Dans les années 80, au cours de la guerre civile au Salvador, près de 20% de la population a quitté le pays pour s’établir à Los Angeles et dans d’autres villes des Etats-Unis. Les Salvadoriens sont arrivés avec l’espoir d’un avenir meilleur pour leurs enfants.

Les photos exposées ici sont un aperçu de la violence perpétrée par les gangs, à laquelle ces réfugiés ont été confrontés dans les quartier pauvres de Los Angeles; elles montrent également à quel point cette violence a laissé sa marque cruelle et douloureuse sur la vie de personnes vivant à des centaines de kilomètres de Los Angeles. Mes sujets sont des adolescents pour qui la violence des gangs et l’exil sont une habitude. Mais ces jeunes, qui de prime abord paraissent responsables de la violence, en sont aussi les victimes. Les gangs tuent, mais ils protègent aussi. Dans le monde des gangs d’ados, c’est le prix quotidien de la survie.
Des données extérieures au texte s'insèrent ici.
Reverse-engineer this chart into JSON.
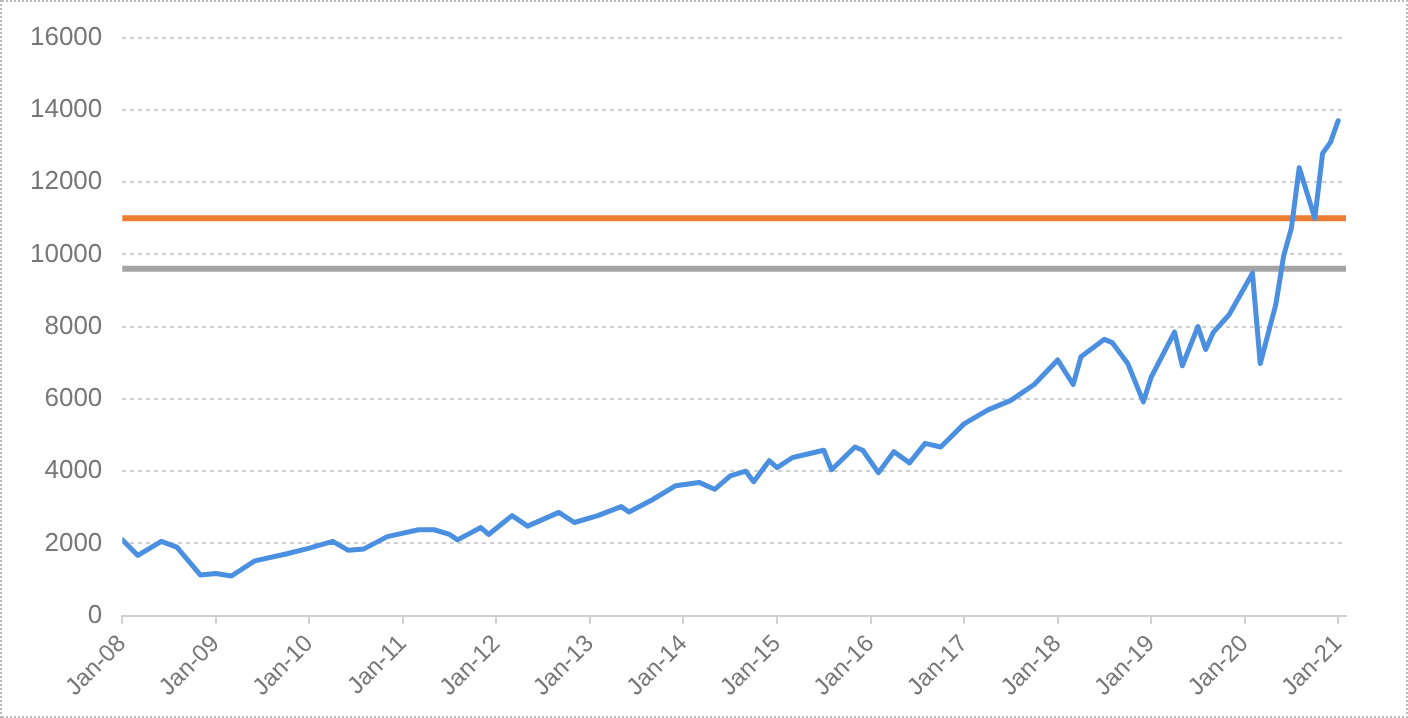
{
  "chart_data": {
    "type": "line",
    "x": [
      "2008-01",
      "2008-03",
      "2008-06",
      "2008-08",
      "2008-11",
      "2009-01",
      "2009-03",
      "2009-06",
      "2009-10",
      "2010-01",
      "2010-04",
      "2010-06",
      "2010-08",
      "2010-11",
      "2011-03",
      "2011-05",
      "2011-07",
      "2011-08",
      "2011-11",
      "2011-12",
      "2012-03",
      "2012-05",
      "2012-09",
      "2012-11",
      "2013-02",
      "2013-05",
      "2013-06",
      "2013-09",
      "2013-12",
      "2014-03",
      "2014-05",
      "2014-07",
      "2014-09",
      "2014-10",
      "2014-12",
      "2015-01",
      "2015-03",
      "2015-07",
      "2015-08",
      "2015-11",
      "2015-12",
      "2016-02",
      "2016-04",
      "2016-06",
      "2016-08",
      "2016-10",
      "2017-01",
      "2017-04",
      "2017-07",
      "2017-10",
      "2018-01",
      "2018-03",
      "2018-04",
      "2018-07",
      "2018-08",
      "2018-10",
      "2018-12",
      "2019-01",
      "2019-04",
      "2019-05",
      "2019-07",
      "2019-08",
      "2019-09",
      "2019-11",
      "2020-02",
      "2020-03",
      "2020-05",
      "2020-06",
      "2020-07",
      "2020-08",
      "2020-10",
      "2020-11",
      "2020-12",
      "2021-01"
    ],
    "series": [
      {
        "color": "#4a8fe0",
        "values": [
          2100,
          1670,
          2060,
          1900,
          1130,
          1170,
          1100,
          1520,
          1710,
          1870,
          2060,
          1810,
          1850,
          2190,
          2380,
          2380,
          2250,
          2100,
          2440,
          2250,
          2770,
          2480,
          2860,
          2580,
          2770,
          3020,
          2870,
          3210,
          3600,
          3690,
          3500,
          3870,
          4000,
          3710,
          4290,
          4100,
          4380,
          4580,
          4040,
          4670,
          4580,
          3960,
          4540,
          4230,
          4770,
          4670,
          5310,
          5690,
          5960,
          6400,
          7080,
          6400,
          7170,
          7650,
          7560,
          6980,
          5920,
          6600,
          7850,
          6920,
          8000,
          7370,
          7850,
          8330,
          9480,
          6980,
          8620,
          9960,
          10730,
          12400,
          11000,
          12800,
          13100,
          13700
        ]
      }
    ],
    "xlim": [
      "2008-01",
      "2021-02"
    ],
    "xticks": [
      {
        "value": "2008-01",
        "label": "Jan-08"
      },
      {
        "value": "2009-01",
        "label": "Jan-09"
      },
      {
        "value": "2010-01",
        "label": "Jan-10"
      },
      {
        "value": "2011-01",
        "label": "Jan-11"
      },
      {
        "value": "2012-01",
        "label": "Jan-12"
      },
      {
        "value": "2013-01",
        "label": "Jan-13"
      },
      {
        "value": "2014-01",
        "label": "Jan-14"
      },
      {
        "value": "2015-01",
        "label": "Jan-15"
      },
      {
        "value": "2016-01",
        "label": "Jan-16"
      },
      {
        "value": "2017-01",
        "label": "Jan-17"
      },
      {
        "value": "2018-01",
        "label": "Jan-18"
      },
      {
        "value": "2019-01",
        "label": "Jan-19"
      },
      {
        "value": "2020-01",
        "label": "Jan-20"
      },
      {
        "value": "2021-01",
        "label": "Jan-21"
      }
    ],
    "ylim": [
      0,
      16000
    ],
    "yticks": [
      0,
      2000,
      4000,
      6000,
      8000,
      10000,
      12000,
      14000,
      16000
    ],
    "ref_lines": [
      {
        "axis": "y",
        "value": 11000,
        "color": "#ed7d31"
      },
      {
        "axis": "y",
        "value": 9600,
        "color": "#a5a5a5"
      }
    ],
    "grid": "y",
    "legend": false,
    "marker": "none",
    "line_style": "solid"
  }
}
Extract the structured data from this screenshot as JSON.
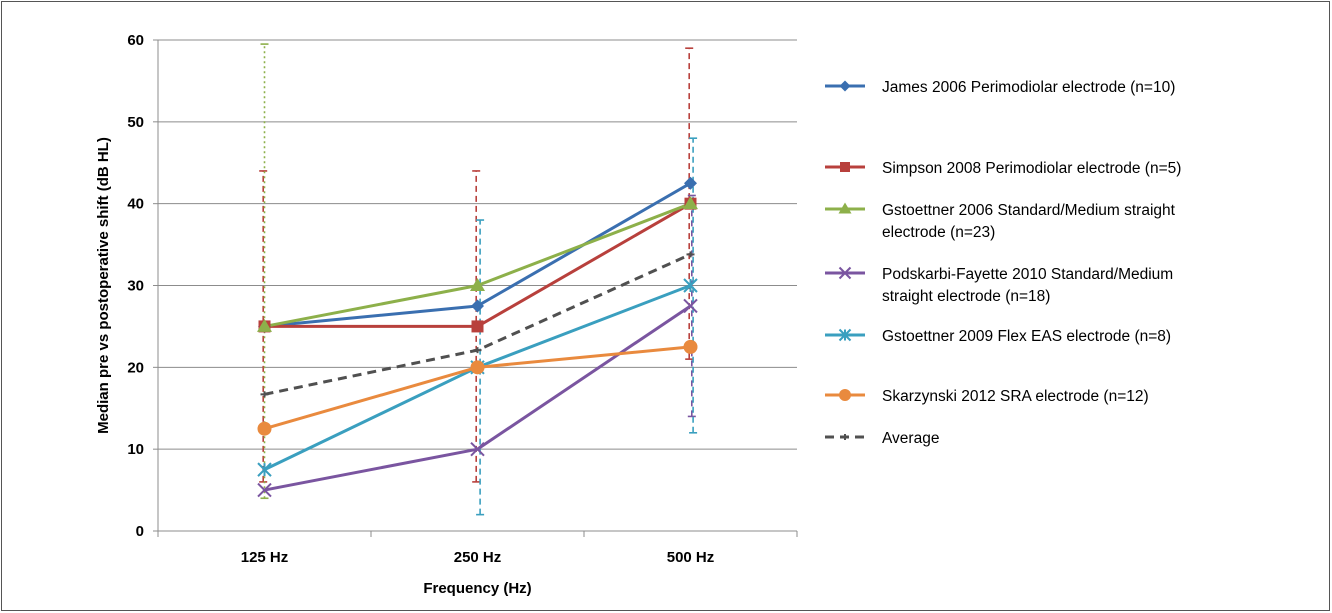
{
  "chart_data": {
    "type": "line",
    "xlabel": "Frequency (Hz)",
    "ylabel": "Median pre vs postoperative shift (dB HL)",
    "categories": [
      "125 Hz",
      "250 Hz",
      "500 Hz"
    ],
    "ylim": [
      0,
      60
    ],
    "yticks": [
      0,
      10,
      20,
      30,
      40,
      50,
      60
    ],
    "grid": true,
    "legend_position": "right",
    "series": [
      {
        "name": " James 2006 Perimodiolar electrode (n=10)",
        "legend_lines": [
          " James 2006 Perimodiolar electrode (n=10)"
        ],
        "values": [
          25,
          27.5,
          42.5
        ],
        "color": "#3a6fb0",
        "marker": "diamond",
        "dash": "solid",
        "error_low": [
          null,
          null,
          null
        ],
        "error_high": [
          null,
          null,
          null
        ]
      },
      {
        "name": "Simpson 2008 Perimodiolar electrode (n=5)",
        "legend_lines": [
          "Simpson 2008 Perimodiolar electrode (n=5)"
        ],
        "values": [
          25,
          25,
          40
        ],
        "color": "#b8403c",
        "marker": "square",
        "dash": "solid",
        "error_low": [
          6,
          6,
          21
        ],
        "error_high": [
          44,
          44,
          59
        ]
      },
      {
        "name": "Gstoettner 2006 Standard/Medium straight electrode (n=23)",
        "legend_lines": [
          "Gstoettner 2006 Standard/Medium straight",
          "electrode (n=23)"
        ],
        "values": [
          25,
          30,
          40
        ],
        "color": "#8db04a",
        "marker": "triangle",
        "dash": "solid",
        "error_low": [
          4,
          null,
          null
        ],
        "error_high": [
          59.5,
          null,
          null
        ]
      },
      {
        "name": "Podskarbi-Fayette 2010 Standard/Medium straight electrode (n=18)",
        "legend_lines": [
          "Podskarbi-Fayette 2010 Standard/Medium",
          "straight electrode (n=18)"
        ],
        "values": [
          5,
          10,
          27.5
        ],
        "color": "#7a55a0",
        "marker": "x",
        "dash": "solid",
        "error_low": [
          null,
          null,
          14
        ],
        "error_high": [
          null,
          null,
          41
        ]
      },
      {
        "name": "Gstoettner 2009 Flex EAS electrode (n=8)",
        "legend_lines": [
          "Gstoettner 2009 Flex EAS electrode (n=8)"
        ],
        "values": [
          7.5,
          20,
          30
        ],
        "color": "#3a9fbf",
        "marker": "asterisk",
        "dash": "solid",
        "error_low": [
          null,
          2,
          12
        ],
        "error_high": [
          46,
          38,
          48
        ]
      },
      {
        "name": "Skarzynski 2012 SRA electrode (n=12)",
        "legend_lines": [
          "Skarzynski 2012 SRA electrode (n=12)"
        ],
        "values": [
          12.5,
          20,
          22.5
        ],
        "color": "#e98a3e",
        "marker": "circle",
        "dash": "solid",
        "error_low": [
          null,
          null,
          null
        ],
        "error_high": [
          null,
          null,
          null
        ]
      },
      {
        "name": "Average",
        "legend_lines": [
          "Average"
        ],
        "values": [
          16.7,
          22.1,
          33.8
        ],
        "color": "#505050",
        "marker": "plus",
        "dash": "dashed",
        "error_low": [
          null,
          null,
          null
        ],
        "error_high": [
          null,
          null,
          null
        ]
      }
    ]
  }
}
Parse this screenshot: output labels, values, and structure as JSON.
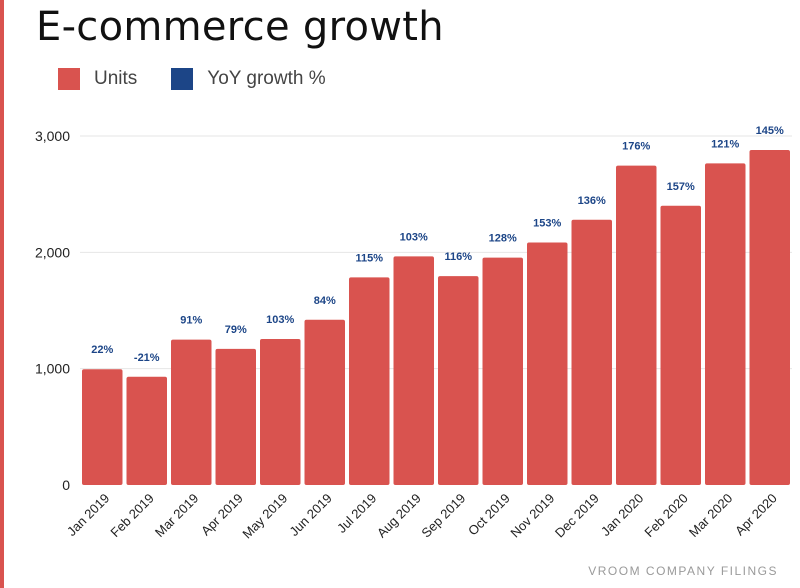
{
  "title": "E-commerce growth",
  "footer": "VROOM COMPANY FILINGS",
  "colors": {
    "units": "#d9534f",
    "growth": "#1c4587",
    "accent": "#d9534f"
  },
  "legend": [
    {
      "label": "Units",
      "color": "#d9534f"
    },
    {
      "label": "YoY growth %",
      "color": "#1c4587"
    }
  ],
  "chart_data": {
    "type": "bar",
    "title": "E-commerce growth",
    "categories": [
      "Jan 2019",
      "Feb 2019",
      "Mar 2019",
      "Apr 2019",
      "May 2019",
      "Jun 2019",
      "Jul 2019",
      "Aug 2019",
      "Sep 2019",
      "Oct 2019",
      "Nov 2019",
      "Dec 2019",
      "Jan 2020",
      "Feb 2020",
      "Mar 2020",
      "Apr 2020"
    ],
    "series": [
      {
        "name": "Units",
        "values": [
          995,
          930,
          1250,
          1170,
          1255,
          1420,
          1785,
          1965,
          1795,
          1955,
          2085,
          2280,
          2745,
          2400,
          2765,
          2880
        ]
      },
      {
        "name": "YoY growth %",
        "labels": [
          "22%",
          "-21%",
          "91%",
          "79%",
          "103%",
          "84%",
          "115%",
          "103%",
          "116%",
          "128%",
          "153%",
          "136%",
          "176%",
          "157%",
          "121%",
          "145%"
        ]
      }
    ],
    "yticks": [
      {
        "value": 0,
        "label": "0"
      },
      {
        "value": 1000,
        "label": "1,000"
      },
      {
        "value": 2000,
        "label": "2,000"
      },
      {
        "value": 3000,
        "label": "3,000"
      }
    ],
    "ylim": [
      0,
      3000
    ],
    "grid": true,
    "legend_position": "top-left"
  }
}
Depuis plus de dix ans, les gangs américains s’établissent au-delà des frontières, en Amérique Centrale et dans les Caraïbes, une tendance qui s’est accélérée en raison des actions menées par le Service d’Immigration et de Naturalisation américain. Malheureusement, balayer le problème des gangs de l’autre côté de la frontière ne contitue pas une bonne solution.

Lorsque de jeunes contrevenants ou membres de gangs immigrés sont expulsés vers des pays tels que le Salvador, ils perdent les points de repère que sont la famille et "la maison”. Errant dans les bidonvilles de San Salvador, ils se regroupent pour se protéger et font connaître la vie des gangs tels qu’ils la pratiquaient à Los Angeles à la jeunesse pauvre du Salvador de l’après-guerre.

Lorsque j’ai commencé à photographier les jeunes Salvadoriens qui faisaient partie de gangs à Los Angeles en 1993, j’ai été affectée, mais je n’étais pas surprise d’entendre que la plupart d’entre eux avaient été témoins d’atrocités commises à l’encontre de leur famille ou de leurs voisins, et ce au cours de leur plus tendre enfance. Certains d’entre eux avaient même été enrôlés pour combattre – tant aux côtés de la guérilla que de l’armée gouvernementale.

Cependant, j’ai été choquée et profondément bouleversée par ce que j’ai vu au Salvador plus tard au cours de cette même année. Lorsque je couvrais le conflit dans ce pays dans les années 80, les gangs d’adolescents n’existaient pas. Mais en 1994, j’ai vu des ados tatoués et des graffitis de gangs américains pratiquement aux quatre coins du Salvador. Vers la fin de années 90, la plupart des jeunes que je rencontrais là-bas en savait long sur les gangs et les guerres des gangs à Los Angeles, même sans jamais y avoir mis les pieds. Peu étaient ceux qui se souvenaient de la guerre civile que j’avais photographiée moins de dix ans auparavant dans leur propre pays. Le crack était leur moyen préféré d’échapper aux images traumatisantes de violence en prison et d’amis abattus par des gangs rivaux ou des escadrons de la mort.

A l’aube du vingt-et-unième siècle, les droits de l’homme, si durement acquis dans une jeune démocratie telle que le Salvador, sont confrontés à de nouvelles menaces. L’ironie du sort est que ce pays, désormais en paix, accuse le plus fort taux de criminalité de toute la région des Amériques. Les statistiques de la Pan-American Health Organization montrent que ce taux est plus élevé que celui de la Colombie, et plus haut que le taux annuel de décès du Salvador lui-même pendant les dix ans de guerre civile.

Les vendettas entre deux gangs originaires de Los Angeles – Mara Salvatrucha et son rival, la dix-huitième rue – sont responsables d’une bonne partie de la violence au Salvador. Mais la violence institutionnelle n’est pas étrangère à ces statistiques alarmantes. Les milices des escadrons de la mort ont pris dans leur collimateur les enfants des rues et les gangs d’adolescents, tandis que les réseaux organisés qui profitent du commerce de la drogue restent intouchables. Les fumeries de crack se propagent dans les bidonvilles du pays, les enfants imitent le comportement des membres de gangs expulsés des Etats-Unis : une autre génération est en passe d’être transformée, blessée et suffoquée dans une guerre dont personne ne parle.